Interferon-β (IFN-β) is commonly used as a disease modifying drug for the treatment of relapse-remitting
multiple sclerosis (RR-MS). However, the underlying mechanism by which IFN-β mediate this immunosuppressive
effect is still unknown. In this study, we analyzed the effects of genetically modified adipose-derived mesenchymal
stem cells (AD-MSCs) expressing murine interferon beta (MSCs-VP/IFN-β) on the animal model of MS, experimen
tal autoimmune encephalomyelitis (EAE). Lymph node mononuclear cells and serum were examined by using
RT-PCR and ELISA methods to measure the production of IL-10 and IL-17 gene and protein expression, respectively.

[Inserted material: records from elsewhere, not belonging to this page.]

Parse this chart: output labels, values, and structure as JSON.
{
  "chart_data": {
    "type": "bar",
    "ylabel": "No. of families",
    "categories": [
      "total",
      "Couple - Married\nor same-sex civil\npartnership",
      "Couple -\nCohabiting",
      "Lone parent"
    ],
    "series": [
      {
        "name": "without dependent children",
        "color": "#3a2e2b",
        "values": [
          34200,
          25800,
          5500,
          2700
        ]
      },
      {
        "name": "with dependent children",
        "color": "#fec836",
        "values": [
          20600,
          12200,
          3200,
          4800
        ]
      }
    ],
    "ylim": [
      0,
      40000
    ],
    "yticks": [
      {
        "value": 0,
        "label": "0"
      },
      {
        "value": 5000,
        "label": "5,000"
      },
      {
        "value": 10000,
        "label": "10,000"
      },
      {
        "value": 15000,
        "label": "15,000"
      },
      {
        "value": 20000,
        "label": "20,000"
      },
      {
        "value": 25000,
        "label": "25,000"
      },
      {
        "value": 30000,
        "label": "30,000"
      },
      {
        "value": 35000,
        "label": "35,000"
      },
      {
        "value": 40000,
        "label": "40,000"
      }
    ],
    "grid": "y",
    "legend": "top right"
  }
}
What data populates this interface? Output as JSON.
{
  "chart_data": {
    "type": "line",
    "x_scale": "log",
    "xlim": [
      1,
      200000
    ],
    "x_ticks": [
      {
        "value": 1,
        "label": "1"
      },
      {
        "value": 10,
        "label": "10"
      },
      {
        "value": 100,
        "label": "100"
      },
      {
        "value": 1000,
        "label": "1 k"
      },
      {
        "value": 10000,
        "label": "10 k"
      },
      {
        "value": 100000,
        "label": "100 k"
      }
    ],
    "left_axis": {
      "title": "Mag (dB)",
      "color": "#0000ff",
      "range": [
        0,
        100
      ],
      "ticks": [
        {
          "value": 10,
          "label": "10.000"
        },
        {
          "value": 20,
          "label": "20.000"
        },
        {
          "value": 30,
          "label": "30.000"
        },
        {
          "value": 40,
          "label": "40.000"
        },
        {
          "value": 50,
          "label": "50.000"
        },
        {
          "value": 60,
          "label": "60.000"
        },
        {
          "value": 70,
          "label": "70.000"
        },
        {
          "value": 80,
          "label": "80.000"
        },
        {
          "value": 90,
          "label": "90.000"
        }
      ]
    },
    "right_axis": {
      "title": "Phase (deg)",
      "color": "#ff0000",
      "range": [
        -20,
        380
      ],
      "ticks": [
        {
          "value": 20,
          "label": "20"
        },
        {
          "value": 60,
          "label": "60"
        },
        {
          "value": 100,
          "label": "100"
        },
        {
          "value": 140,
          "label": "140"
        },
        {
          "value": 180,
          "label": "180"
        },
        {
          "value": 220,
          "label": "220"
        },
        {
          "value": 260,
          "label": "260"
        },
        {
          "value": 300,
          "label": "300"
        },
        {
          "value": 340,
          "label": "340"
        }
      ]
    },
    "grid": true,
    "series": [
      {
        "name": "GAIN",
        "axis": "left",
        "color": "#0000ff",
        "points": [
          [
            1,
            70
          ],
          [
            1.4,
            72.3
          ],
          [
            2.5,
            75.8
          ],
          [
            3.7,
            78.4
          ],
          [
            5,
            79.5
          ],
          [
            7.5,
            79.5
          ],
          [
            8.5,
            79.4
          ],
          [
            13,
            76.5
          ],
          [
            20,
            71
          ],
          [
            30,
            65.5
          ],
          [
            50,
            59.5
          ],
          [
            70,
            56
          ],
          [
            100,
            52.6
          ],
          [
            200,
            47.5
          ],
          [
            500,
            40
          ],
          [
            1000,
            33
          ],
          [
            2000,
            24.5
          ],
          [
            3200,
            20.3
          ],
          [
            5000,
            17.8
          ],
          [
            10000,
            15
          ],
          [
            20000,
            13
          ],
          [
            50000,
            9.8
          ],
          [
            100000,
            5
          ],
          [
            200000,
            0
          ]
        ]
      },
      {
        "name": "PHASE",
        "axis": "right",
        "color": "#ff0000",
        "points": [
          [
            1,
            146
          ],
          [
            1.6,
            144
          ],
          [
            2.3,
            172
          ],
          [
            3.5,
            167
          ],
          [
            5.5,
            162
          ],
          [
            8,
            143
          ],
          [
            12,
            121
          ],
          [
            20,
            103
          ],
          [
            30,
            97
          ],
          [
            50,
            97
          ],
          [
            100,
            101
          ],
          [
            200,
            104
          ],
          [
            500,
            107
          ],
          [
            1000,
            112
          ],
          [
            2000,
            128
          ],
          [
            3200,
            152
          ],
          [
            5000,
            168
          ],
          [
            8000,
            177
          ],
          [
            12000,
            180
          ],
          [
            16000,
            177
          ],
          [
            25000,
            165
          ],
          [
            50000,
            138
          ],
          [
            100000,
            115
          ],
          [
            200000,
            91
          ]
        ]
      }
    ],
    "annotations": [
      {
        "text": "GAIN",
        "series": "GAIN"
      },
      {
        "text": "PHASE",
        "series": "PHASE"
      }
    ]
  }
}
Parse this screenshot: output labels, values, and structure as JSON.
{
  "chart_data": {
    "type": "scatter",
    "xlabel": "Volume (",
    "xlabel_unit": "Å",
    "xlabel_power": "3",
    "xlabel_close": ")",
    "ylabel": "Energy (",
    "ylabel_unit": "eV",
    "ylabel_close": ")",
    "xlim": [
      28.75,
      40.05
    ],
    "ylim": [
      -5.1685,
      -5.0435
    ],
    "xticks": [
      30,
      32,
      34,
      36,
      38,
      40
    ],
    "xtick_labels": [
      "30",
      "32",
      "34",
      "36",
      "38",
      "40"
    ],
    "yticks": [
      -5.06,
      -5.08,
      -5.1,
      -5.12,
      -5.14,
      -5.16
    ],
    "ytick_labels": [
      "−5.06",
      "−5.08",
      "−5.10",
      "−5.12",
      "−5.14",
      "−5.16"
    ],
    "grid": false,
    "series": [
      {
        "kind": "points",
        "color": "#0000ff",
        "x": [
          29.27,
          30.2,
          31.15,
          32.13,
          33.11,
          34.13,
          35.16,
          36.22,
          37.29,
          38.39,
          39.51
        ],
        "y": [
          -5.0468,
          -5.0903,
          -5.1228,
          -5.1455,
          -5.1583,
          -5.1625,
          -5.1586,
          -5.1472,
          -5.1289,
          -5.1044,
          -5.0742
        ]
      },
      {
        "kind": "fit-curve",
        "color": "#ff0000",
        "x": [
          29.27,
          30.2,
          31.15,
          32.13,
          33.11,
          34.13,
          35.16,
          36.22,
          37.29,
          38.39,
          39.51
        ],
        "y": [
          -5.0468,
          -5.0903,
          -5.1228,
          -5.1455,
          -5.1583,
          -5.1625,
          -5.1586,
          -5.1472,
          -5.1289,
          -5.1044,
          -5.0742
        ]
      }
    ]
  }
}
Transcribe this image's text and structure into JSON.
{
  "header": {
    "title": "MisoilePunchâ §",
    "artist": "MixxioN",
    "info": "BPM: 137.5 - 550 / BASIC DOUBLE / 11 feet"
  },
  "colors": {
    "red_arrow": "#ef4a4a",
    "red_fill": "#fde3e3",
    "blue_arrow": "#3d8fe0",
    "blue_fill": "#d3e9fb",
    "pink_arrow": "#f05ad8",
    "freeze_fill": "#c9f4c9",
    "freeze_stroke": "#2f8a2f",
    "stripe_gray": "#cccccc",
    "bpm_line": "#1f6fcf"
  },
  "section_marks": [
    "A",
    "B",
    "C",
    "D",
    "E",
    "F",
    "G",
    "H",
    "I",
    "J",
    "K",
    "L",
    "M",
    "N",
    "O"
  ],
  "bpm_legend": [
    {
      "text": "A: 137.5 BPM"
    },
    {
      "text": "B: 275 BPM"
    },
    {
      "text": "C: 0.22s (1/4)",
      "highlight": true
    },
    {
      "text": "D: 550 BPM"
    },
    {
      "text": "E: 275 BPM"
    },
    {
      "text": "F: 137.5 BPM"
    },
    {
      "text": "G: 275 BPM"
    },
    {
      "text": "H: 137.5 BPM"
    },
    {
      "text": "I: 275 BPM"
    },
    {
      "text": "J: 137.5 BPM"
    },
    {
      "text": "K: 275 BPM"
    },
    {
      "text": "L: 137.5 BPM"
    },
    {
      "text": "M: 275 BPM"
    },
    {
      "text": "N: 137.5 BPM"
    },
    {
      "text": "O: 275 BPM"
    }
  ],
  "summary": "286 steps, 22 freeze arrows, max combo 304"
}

Our results indicated that in the MSCs-VP/IFN-β treated group induction of Tregs and IL-10 and reduction of IL-17
were significant. Taken together, we showed that using AD-MSCs expressing IFN-β as an anti-inflammatory
agent, offer evidence supporting that the stem cell therapies in EAE conceivably will improve the valuable effects
of IFN-β in this autoimmune disease.